1. Geçenlerde Mehmet Barlas da soruyordu: Darbe davası mı, terör davası mı?
Son yazılarda bunun “darbe davası” olmayacağını yazmıştım; hâlâ oradayım.
“Darbe” olmuş bitmiş eylem olarak asla yargılanmadı; tam tersine, darbeciler bile “darbeye, ihtilale teşebbüs” gerekçesiyle arkadaşlarını yargıladı, işkenceden geçirdi, idam etti, ettirdi. Başkalarını da.
Bu iddianame, “silahlı terör örgütü kurmak” a dair. Oysa darbe, “zaten kurulu meşru silahlı örgüt” tarafından kaç kez yapıldı.
2. O yüzden bu iddianame Türkiye’deki vesayet sistemini değiştirmez. Esasında sistem de mahkemede değişmez. Toplumsal taleple, toplumsal baskıyla, toplumsal sıçramayla değişir. Ya da AB süreciyle filan yamuk yumuk yamalanır. Bir de... kim söyledi, bu iktidarın o vesayet sistemini değiştirmeye teşebbüs edebileceğini! Dünya görüşü her cinsten vesayete hepten karşı olmayanlar, başka vesayetlerden yakınsa da, köklü değişimlerden ürkebilir.
3. Ama bu iddianame, açılırsa dava ve kanıtlanırsa iddialar; ezber değiştirir:
Kimi faili meçhul yahut failini (kendimizce) bildiğimizi sandığımız cinayet, suikast ile bu yapının ilişkisi kanıtlanırsa, ülkenin yakın tarihi de yeniden yazılır, talihi de.
Provokasyon, sindirme, tahrik, kitle sürüklemek adına, cinayet bir yana, sözde kendisine yakın düşünenleri dahi öldür(t)ebilen bir zihniyet ile arasındaki akrabalıkları düşünmek zorunda kalır milyonlarca insan, onlarca gazeteci, siyasetçi ile onca asker.
Siyasetçilik, gazetecilik, akademisyenlik ve askerlik gibi meslekler, görevler ile sorumluluklar üstüne daha derin tefekkür imkânı doğabilir. Bu mesleklerin ahlaki, insani, vicdani, hukuki, demokratik boyutlarını kavramak için fırsat olabilir.
4. İddianame, yukarıdaki nitelikleriyle, sadece “AKP’nin rövanşı, AKP ile hesaplaşan Atatürkçüler” kategorilerine de sığmaz.

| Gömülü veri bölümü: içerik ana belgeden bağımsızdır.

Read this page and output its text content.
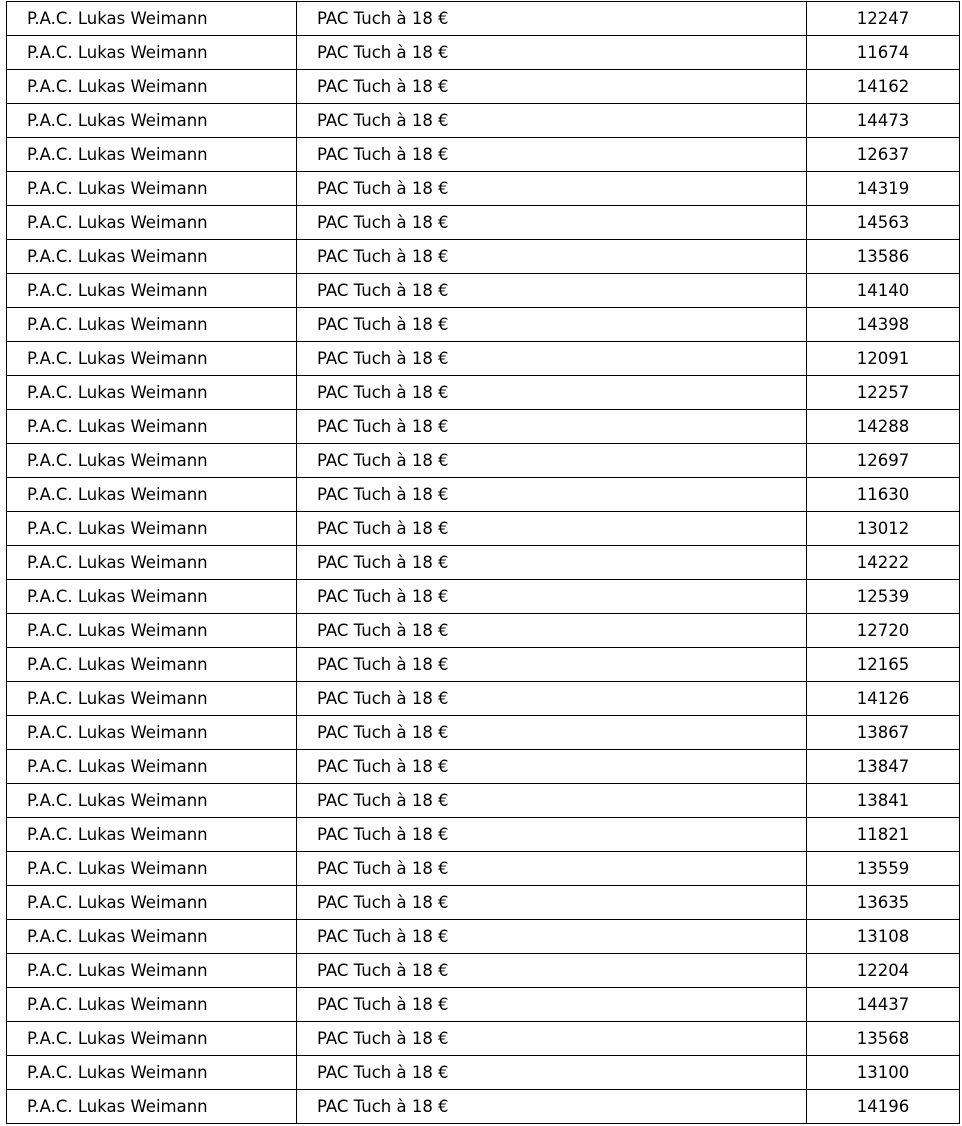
P.A.C. Lukas Weimann	PAC Tuch à 18 €	12247
P.A.C. Lukas Weimann	PAC Tuch à 18 €	11674
P.A.C. Lukas Weimann	PAC Tuch à 18 €	14162
P.A.C. Lukas Weimann	PAC Tuch à 18 €	14473
P.A.C. Lukas Weimann	PAC Tuch à 18 €	12637
P.A.C. Lukas Weimann	PAC Tuch à 18 €	14319
P.A.C. Lukas Weimann	PAC Tuch à 18 €	14563
P.A.C. Lukas Weimann	PAC Tuch à 18 €	13586
P.A.C. Lukas Weimann	PAC Tuch à 18 €	14140
P.A.C. Lukas Weimann	PAC Tuch à 18 €	14398
P.A.C. Lukas Weimann	PAC Tuch à 18 €	12091
P.A.C. Lukas Weimann	PAC Tuch à 18 €	12257
P.A.C. Lukas Weimann	PAC Tuch à 18 €	14288
P.A.C. Lukas Weimann	PAC Tuch à 18 €	12697
P.A.C. Lukas Weimann	PAC Tuch à 18 €	11630
P.A.C. Lukas Weimann	PAC Tuch à 18 €	13012
P.A.C. Lukas Weimann	PAC Tuch à 18 €	14222
P.A.C. Lukas Weimann	PAC Tuch à 18 €	12539
P.A.C. Lukas Weimann	PAC Tuch à 18 €	12720
P.A.C. Lukas Weimann	PAC Tuch à 18 €	12165
P.A.C. Lukas Weimann	PAC Tuch à 18 €	14126
P.A.C. Lukas Weimann	PAC Tuch à 18 €	13867
P.A.C. Lukas Weimann	PAC Tuch à 18 €	13847
P.A.C. Lukas Weimann	PAC Tuch à 18 €	13841
P.A.C. Lukas Weimann	PAC Tuch à 18 €	11821
P.A.C. Lukas Weimann	PAC Tuch à 18 €	13559
P.A.C. Lukas Weimann	PAC Tuch à 18 €	13635
P.A.C. Lukas Weimann	PAC Tuch à 18 €	13108
P.A.C. Lukas Weimann	PAC Tuch à 18 €	12204
P.A.C. Lukas Weimann	PAC Tuch à 18 €	14437
P.A.C. Lukas Weimann	PAC Tuch à 18 €	13568
P.A.C. Lukas Weimann	PAC Tuch à 18 €	13100
P.A.C. Lukas Weimann	PAC Tuch à 18 €	14196
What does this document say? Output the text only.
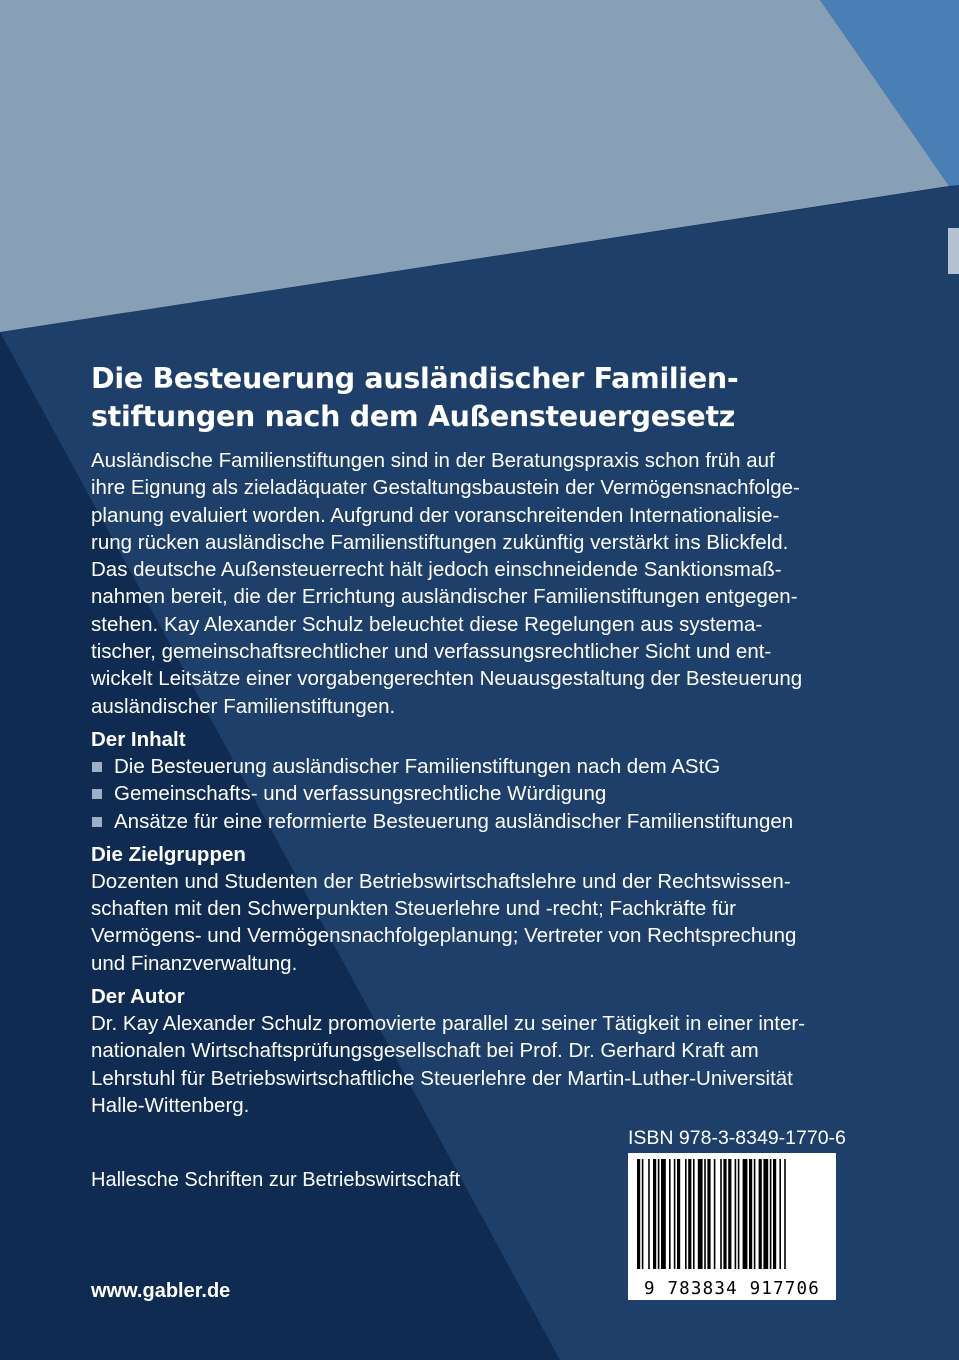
Die Besteuerung ausländischer Familien-
stiftungen nach dem Außensteuergesetz
Ausländische Familienstiftungen sind in der Beratungspraxis schon früh auf
ihre Eignung als zieladäquater Gestaltungsbaustein der Vermögensnachfolge-
planung evaluiert worden. Aufgrund der voranschreitenden Internationalisie-
rung rücken ausländische Familienstiftungen zukünftig verstärkt ins Blickfeld.
Das deutsche Außensteuerrecht hält jedoch einschneidende Sanktionsmaß-
nahmen bereit, die der Errichtung ausländischer Familienstiftungen entgegen-
stehen. Kay Alexander Schulz beleuchtet diese Regelungen aus systema-
tischer, gemeinschaftsrechtlicher und verfassungsrechtlicher Sicht und ent-
wickelt Leitsätze einer vorgabengerechten Neuausgestaltung der Besteuerung
ausländischer Familienstiftungen.
Der Inhalt
Die Besteuerung ausländischer Familienstiftungen nach dem AStG
Gemeinschafts- und verfassungsrechtliche Würdigung
Ansätze für eine reformierte Besteuerung ausländischer Familienstiftungen
Die Zielgruppen
Dozenten und Studenten der Betriebswirtschaftslehre und der Rechtswissen-
schaften mit den Schwerpunkten Steuerlehre und -recht; Fachkräfte für
Vermögens- und Vermögensnachfolgeplanung; Vertreter von Rechtsprechung
und Finanzverwaltung.
Der Autor
Dr. Kay Alexander Schulz promovierte parallel zu seiner Tätigkeit in einer inter-
nationalen Wirtschaftsprüfungsgesellschaft bei Prof. Dr. Gerhard Kraft am
Lehrstuhl für Betriebswirtschaftliche Steuerlehre der Martin-Luther-Universität
Halle-Wittenberg.
ISBN 978-3-8349-1770-6
9 783834 917706
Hallesche Schriften zur Betriebswirtschaft
www.gabler.de
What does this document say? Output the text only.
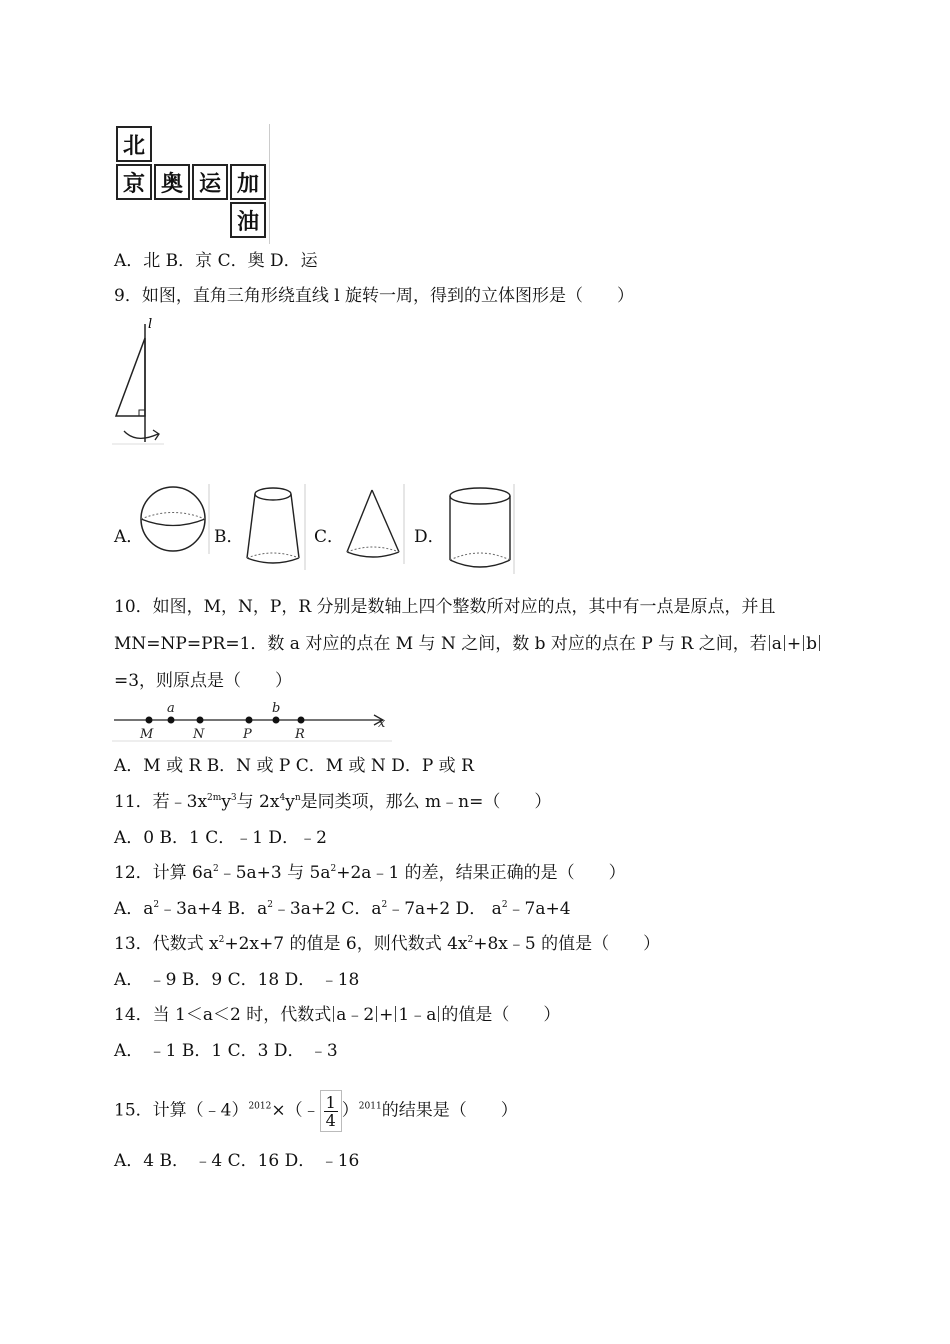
北
京 奥 运 加
油
A．北 B．京 C．奥 D．运
9．如图，直角三角形绕直线 l 旋转一周，得到的立体图形是（　　）
l
A．	B．	C．	D．
10．如图，M，N，P，R 分别是数轴上四个整数所对应的点，其中有一点是原点，并且
MN=NP=PR=1．数 a 对应的点在 M 与 N 之间，数 b 对应的点在 P 与 R 之间，若 a + b
=3，则原点是（　　）
M
a
N	P
b
R
x
A．M 或 R B．N 或 P C．M 或 N D．P 或 R
11．若$﹣3x^{2m}y^3$与 $2x^4y^n$是同类项，那么 m﹣n=（　　）
A．0 B．1 C．﹣1 D．﹣2
12．计算 $6a^2﹣5a+3$ 与 $5a^2+2a﹣1$ 的差，结果正确的是（　　）
A．$a^2﹣3a+4$ B．$a^2﹣3a+2$ C．$a^2﹣7a+2$ D． $a^2﹣7a+4$
13．代数式 $x^2+2x+7$ 的值是 6，则代数式 $4x^2+8x﹣5$ 的值是（　　）
A． ﹣9 B．9 C．18 D． ﹣18
14．当 1＜a＜2 时，代数式 a﹣2 + 1﹣a 的值是（　　）
A． ﹣1 B．1 C．3 D． ﹣3
15．计算（﹣4）$^{2012}$×（﹣ $\frac{1}{4} )^{2011}$的结果是（　　）
A．4 B． ﹣4 C．16 D． ﹣16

İsnat edilen suçların, iddianamedeki suçlamaların birçoğu AKP’den öncesine ait. Dolayısıyla, her cepheden birçok kişi ön tanımlamalarını değiştirip başka tahliller yapabilmek zorunda. Belki de herhangi bir andaki darbe girişiminden ziyade, sürekli kaos, biat, vesayet, korku, dayatma ve Ortadoğu cehennemine sürüklenme manasında, “sürekli darbeli matkap” altında tutulmak istenen bir ülke üstüne kafa yormalı.
Bu amaçla oluşturulmuş, çalıştırılmış, kullanılmış, sonra birbirine ve başkalarına, başka işlere bulaşmış, kendine başka misyonlar yüklemiş, ideolojik kimyaları bulanmış birimler, kişiler filan.
5. Bu tür vesileler, herkesi turnusole batırıp çıkarıyor. Bukalemun derisi değişip duruyor.
Darbe karşıtı ve cinayetlere nefret dolu olmak, gerçeklerin ortaya çıkmasına tutkuyla bağlı olmak ile herhangi bir iktidara tutkalla bağlı, bağımlı olmak arasında ciddi bir fark olmalı. O mesafeyi kaçıranların demokratlık dozunun tozu fazladır! Tozunu alırsan, bakiyesi zayıf kalır.
Başka açıdan; iktidar karşıtlığı insanı, örgütü, partiyi otomatikman “suikastçı”nın filan yanına düşürüyorsa, bir de buna sol mol kılıf bulunuyorsa, yazıktır, günahtır, vahtır.
Böyle anlar, sadece laikliğe takılıp kalmamış cumhuriyetçiliğin de... sadece kimliklere takılıp kalmamış demokratlığın da daha yaygın adalet talepleriyle, vicdan ve insan kardeşliği renklerini daha fazla kazanabilmesi için aslında fırsattır.
Her türlü tahakküm, pusu, kışkırtma ile baskının reddine dönük siyaset için fırsattır.
Her türlü hakikatin ortaya çıkarılmasını talep eden ve bu işe kendini adayan hakiki gazetecilik için fırsattır.
Adil olabilmemiz, kendimizi sorgulamamız, kendimizi aşabilmemiz için fırsattır.